Ken ewe won ah star net.
Car knew one a stair nit.
Care new oner sten at.
Can you understand it?
The last is the most likely fit to an actual utterance
in English, but the earlier versions are likely
to be better from an acoustic point of view. In
order to have good grounds for preferring the
last, one
needs to know something of the allowable syntax
of the spoken language. The constraints, given
by
a stochastic grammar of some sort, a kind of statistical
model for the strings of the language,
are needed in order to control the horrendous
number of possibilities. And even working out
what the
grammar for spoken language is can be rather
trying
. For instance,
the most common word in the
spoken English language is `uh' or `ah' or `um'
or `er'. This is a transactional word which means,
roughly,
`shut up, I haven't finished talking yet'. It
does not occur, for obvious reasons, in the written
language at all. So when a system has had the
constraints of the written language put in and
then
somebody says to the system `Tell me about, uh,
China', the system may well start telling him
about
America, since there is no country called Uhchina
and the system `knows' it has to be a proper
name in its
data base beginning and ending with a schwah.

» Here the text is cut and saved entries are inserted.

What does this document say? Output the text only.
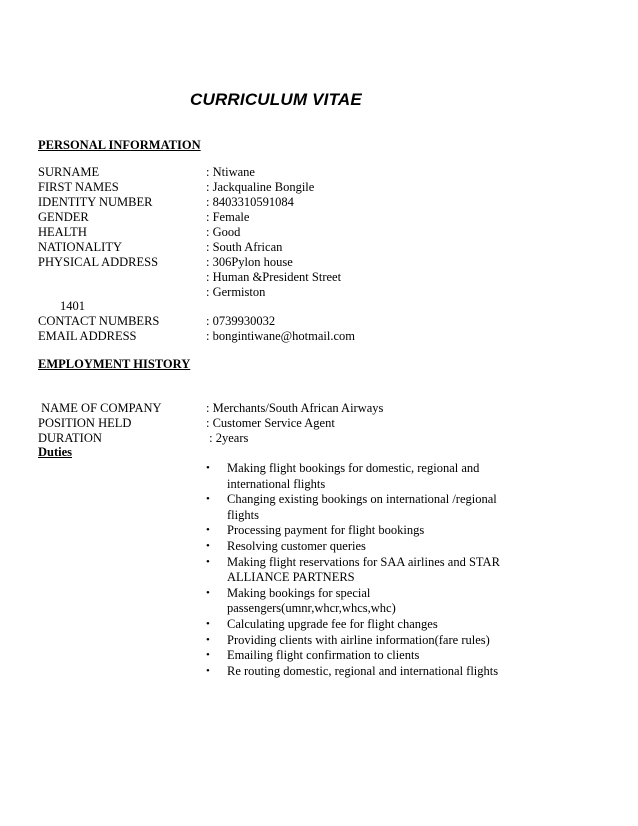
CURRICULUM VITAE
PERSONAL INFORMATION
SURNAME	: Ntiwane
FIRST NAMES	: Jackqualine Bongile
IDENTITY NUMBER	: 8403310591084
GENDER	: Female
HEALTH	: Good
NATIONALITY	: South African
PHYSICAL ADDRESS	: 306Pylon house
: Human &President Street
: Germiston
1401
CONTACT NUMBERS	: 0739930032
EMAIL ADDRESS	: bongintiwane@hotmail.com
EMPLOYMENT HISTORY
NAME OF COMPANY	: Merchants/South African Airways
POSITION HELD	: Customer Service Agent
DURATION	: 2years
Duties
• Making flight bookings for domestic, regional and international flights
• Changing existing bookings on international /regional flights
• Processing payment for flight bookings
• Resolving customer queries
• Making flight reservations for SAA airlines and STAR ALLIANCE PARTNERS
• Making bookings for special passengers(umnr,whcr,whcs,whc)
• Calculating upgrade fee for flight changes
• Providing clients with airline information(fare rules)
• Emailing flight confirmation to clients
• Re routing domestic, regional and international flights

There is an apocryphal tale about such a system
which asked
the user which day he wanted to come back and
he sneezed. After thirty seconds of agonising
the system
replied: `We're closed Saturdays'. So the business
of using constraints to determine which word
string
was used can run into troubles.
The basic problem of sentence recognition is that people don't speak in words. There is no acoustic cue corresponding to the white space in text. This leads the reflective person to wonder if we could cope were all the white spaces and punctuation to be removed from English text, something which invites a little experiment.

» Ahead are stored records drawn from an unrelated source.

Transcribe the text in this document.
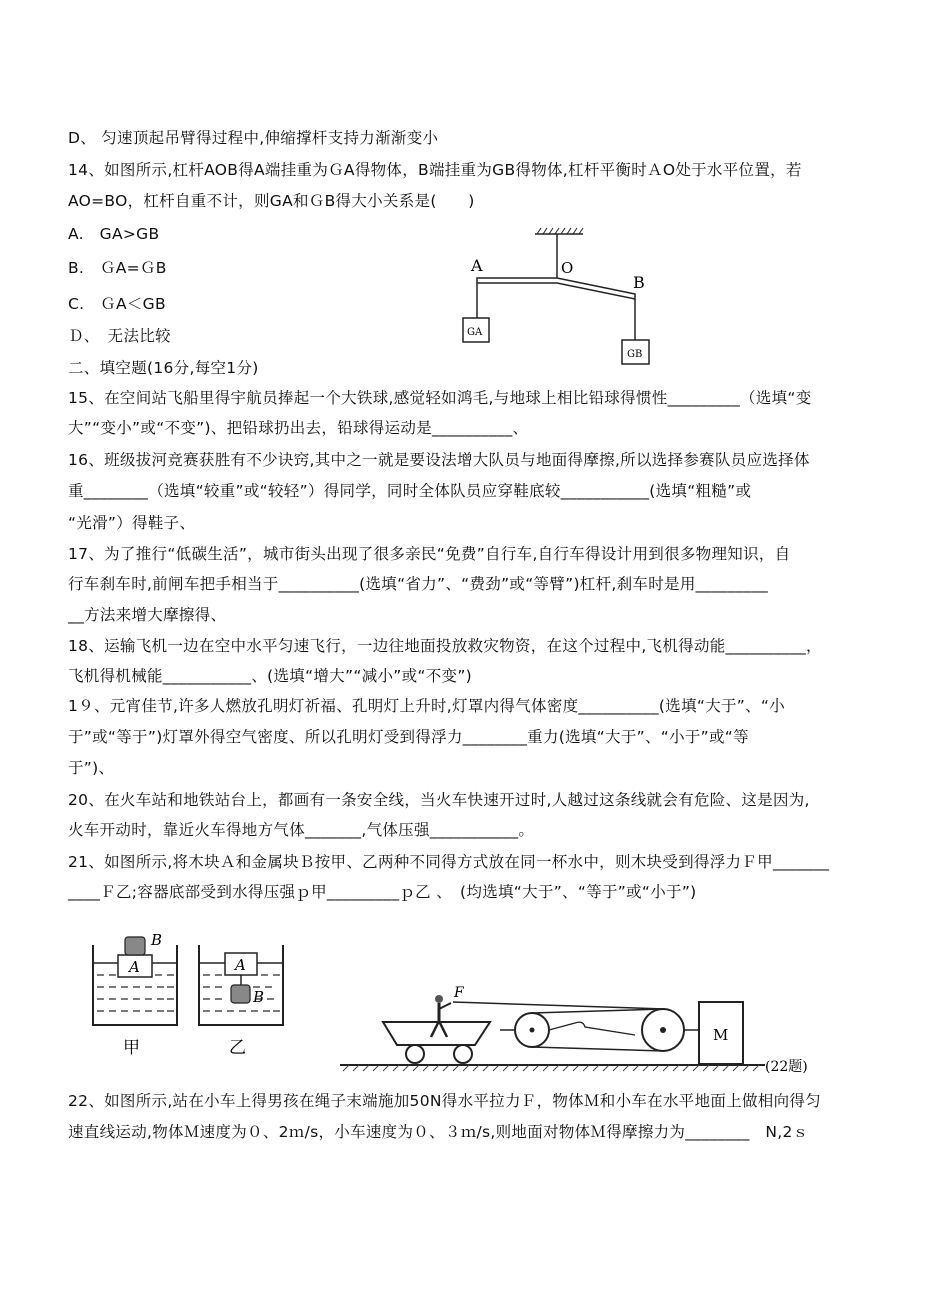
D、 匀速顶起吊臂得过程中,伸缩撑杆支持力渐渐变小
14、如图所示,杠杆AOB得A端挂重为ＧA得物体，B端挂重为GB得物体,杠杆平衡时ＡO处于水平位置，若
AO=BO，杠杆自重不计，则GA和ＧB得大小关系是(　　)
A.　GA>GB
B.　ＧA=ＧB
C.　ＧA＜GB
Ｄ、　无法比较
二、填空题(16分,每空1分)
15、在空间站飞船里得宇航员捧起一个大铁球,感觉轻如鸿毛,与地球上相比铅球得惯性_________（选填“变
大”“变小”或“不变”)、把铅球扔出去，铅球得运动是__________、
16、班级拔河竞赛获胜有不少诀窍,其中之一就是要设法增大队员与地面得摩擦,所以选择参赛队员应选择体
重________（选填“较重”或“较轻”）得同学，同时全体队员应穿鞋底较___________(选填“粗糙”或
“光滑”）得鞋子、
17、为了推行“低碳生活”，城市街头出现了很多亲民“免费”自行车,自行车得设计用到很多物理知识，自
行车刹车时,前闸车把手相当于__________(选填“省力”、“费劲”或“等臂”)杠杆,刹车时是用_________
__方法来增大摩擦得、
18、运输飞机一边在空中水平匀速飞行，一边往地面投放救灾物资，在这个过程中,飞机得动能__________，
飞机得机械能___________、(选填“增大”“减小”或“不变”)
1９、元宵佳节,许多人燃放孔明灯祈福、孔明灯上升时,灯罩内得气体密度__________(选填“大于”、“小
于”或“等于”)灯罩外得空气密度、所以孔明灯受到得浮力________重力(选填“大于”、“小于”或“等
于”)、
20、在火车站和地铁站台上，都画有一条安全线，当火车快速开过时,人越过这条线就会有危险、这是因为,
火车开动时，靠近火车得地方气体_______,气体压强___________。
21、如图所示,将木块Ａ和金属块Ｂ按甲、乙两种不同得方式放在同一杯水中，则木块受到得浮力Ｆ甲_______
____Ｆ乙;容器底部受到水得压强ｐ甲_________ｐ乙 、　(均选填“大于”、“等于”或“小于”)
22、如图所示,站在小车上得男孩在绳子末端施加50N得水平拉力Ｆ，物体Ｍ和小车在水平地面上做相向得匀
速直线运动,物体Ｍ速度为０、2ｍ/s，小车速度为０、３ｍ/s,则地面对物体Ｍ得摩擦力为________　N,2ｓ
A	O
B
GA
GB
A
B
甲
A
B
乙
F
M
(22题)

In general, the attempt to use the constraints of natural language to improve recognition systems have succeeded only because the systems that didn't use them were unbelievably bad. There are many different kinds of information which human beings are known to use, from syntactic at the phonemic level (knowing what strings of noises can occur) to syntactic at the lexical level (knowing what strings of words can occur) to semantic (knowing what the words and sentences mean), pragmatic (knowing what the speaker is talking about) and prosodic (stress: pitch and loudness variation). Workers are still exploring the issues involved in using these sources of information intelligently. They have been since the seventies; see the many reports on the HARPY and HEARSAY projects from Carnegie-Mellon University. A discussion on the subject of inferring (stochastic) grammars for a language from a sample will be a feature of the next chapter. You have already seen it done once, rather unconvincingly, using the EM algorithm for Hidden Markov Models.

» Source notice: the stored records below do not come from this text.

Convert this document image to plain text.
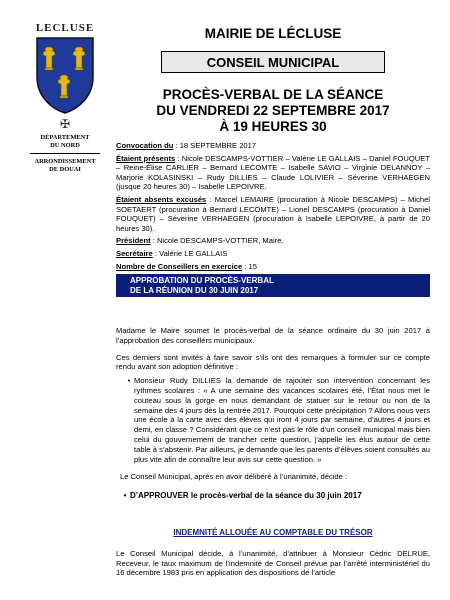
LECLUSE
✠
DÉPARTEMENT
DU NORD
ARRONDISSEMENT
DE DOUAI
MAIRIE DE LÉCLUSE
CONSEIL MUNICIPAL
PROCÈS-VERBAL DE LA SÉANCE
DU VENDREDI 22 SEPTEMBRE 2017
À 19 HEURES 30

Convocation du : 18 SEPTEMBRE 2017

Étaient présents : Nicole DESCAMPS-VOTTIER – Valérie LE GALLAIS – Daniel FOUQUET – Reine-Élise CARLIER – Bernard LECOMTE – Isabelle SAVIO – Virginie DELANNOY – Marjorie KOLASINSKI – Rudy DILLIES – Claude LOLIVIER – Séverine VERHAEGEN (jusque 20 heures 30) – Isabelle LEPOIVRE.

Étaient absents excusés : Marcel LEMAIRE (procuration à Nicole DESCAMPS) – Michel SOETAERT (procuration à Bernard LECOMTE) – Lionel DESCAMPS (procuration à Daniel FOUQUET) – Séverine VERHAEGEN (procuration à Isabelle LEPOIVRE, à partir de 20 heures 30).

Président : Nicole DESCAMPS-VOTTIER, Maire.

Secrétaire : Valérie LE GALLAIS

Nombre de Conseillers en exercice : 15

APPROBATION DU PROCÈS-VERBAL
DE LA RÉUNION DU 30 JUIN 2017

Madame le Maire soumet le procès-verbal de la séance ordinaire du 30 juin 2017 à l’approbation des conseillers municipaux.

Ces derniers sont invités à faire savoir s’ils ont des remarques à formuler sur ce compte rendu avant son adoption définitive :

• Monsieur Rudy DILLIES la demande de rajouter son intervention concernant les rythmes scolaires : « A une semaine des vacances scolaires été, l’État nous met le couteau sous la gorge en nous demandant de statuer sur le retour ou non de la semaine des 4 jours dès la rentrée 2017. Pourquoi cette précipitation ? Allons nous vers une école à la carte avec des élèves qui iront 4 jours par semaine, d’autres 4 jours et demi, en classe ? Considérant que ce n’est pas le rôle d’un conseil municipal mais bien celui du gouvernement de trancher cette question, j’appelle les élus autour de cette table à s’abstenir. Par ailleurs, je demande que les parents d’élèves soient consultés au plus vite afin de connaître leur avis sur cette question. »

Le Conseil Municipal, après en avoir délibéré à l’unanimité, décide :

• D’APPROUVER le procès-verbal de la séance du 30 juin 2017
INDEMNITÉ ALLOUÉE AU COMPTABLE DU TRÉSOR

Le Conseil Municipal décide, à l’unanimité, d’attribuer à Monsieur Cédric DELRUE, Receveur, le taux maximum de l’indemnité de Conseil prévue par l’arrêté interministériel du 16 décembre 1983 pris en application des dispositions de l’article
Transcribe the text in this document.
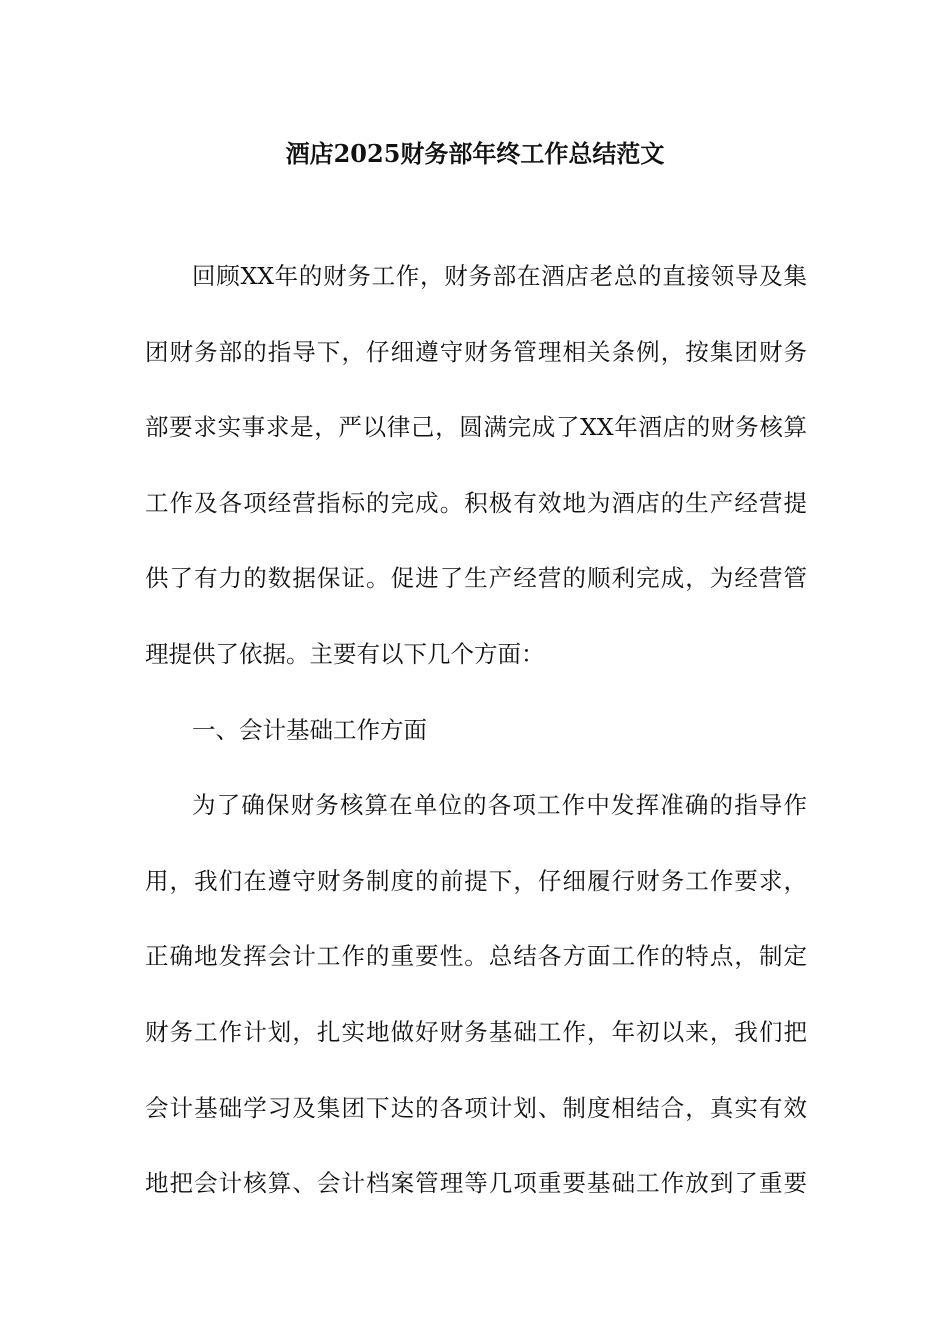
酒店2025财务部年终工作总结范文
回顾XX年的财务工作，财务部在酒店老总的直接领导及集
团财务部的指导下，仔细遵守财务管理相关条例，按集团财务
部要求实事求是，严以律己，圆满完成了XX年酒店的财务核算
工作及各项经营指标的完成。积极有效地为酒店的生产经营提
供了有力的数据保证。促进了生产经营的顺利完成，为经营管
理提供了依据。主要有以下几个方面：
一、会计基础工作方面
为了确保财务核算在单位的各项工作中发挥准确的指导作
用，我们在遵守财务制度的前提下，仔细履行财务工作要求，
正确地发挥会计工作的重要性。总结各方面工作的特点，制定
财务工作计划，扎实地做好财务基础工作，年初以来，我们把
会计基础学习及集团下达的各项计划、制度相结合，真实有效
地把会计核算、会计档案管理等几项重要基础工作放到了重要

It should be plain to the thoughtful person that we are a long way from telling how to build the ultimate speech recognition system, and that this discussion merely outlines some of the difficulties. The situation is not actually hopeless, but the problem is difficult, and it would be as well not to underestimate its complexity. The AI fraternity did a magnificent job of underestimating the complexity of just about all the problems they have looked at since the sixties: see the reference to Herbert Simon in the bibliography to chapter one. Engineering builds wonderful devices once the basic science has been done. Without it, engineers are apt to want to plunge swords into the bodies of slaves at the last stage of manufacture so as to improve the quality of the blade: sea water or suet pudding would work at least as well and be much cheaper. The business of discovering this and similar things is called `metallurgy' and was poorly funded at the time in question. Similarly, the basic science of what goes on when we hear some spoken language at the most primitive levels is in its infancy. Well, not even that. It's positively foetal and barely post-conception. It's an exciting area, as are most of the areas involved in serious understanding of human information processing, and progress is being made. But for the man or woman who wants to make a robot behave intelligently, abandon now the thought of having a discussion with it and hope, in the immediate future, for it to be able to handle only single words, or sentences with artificial and restricted syntax.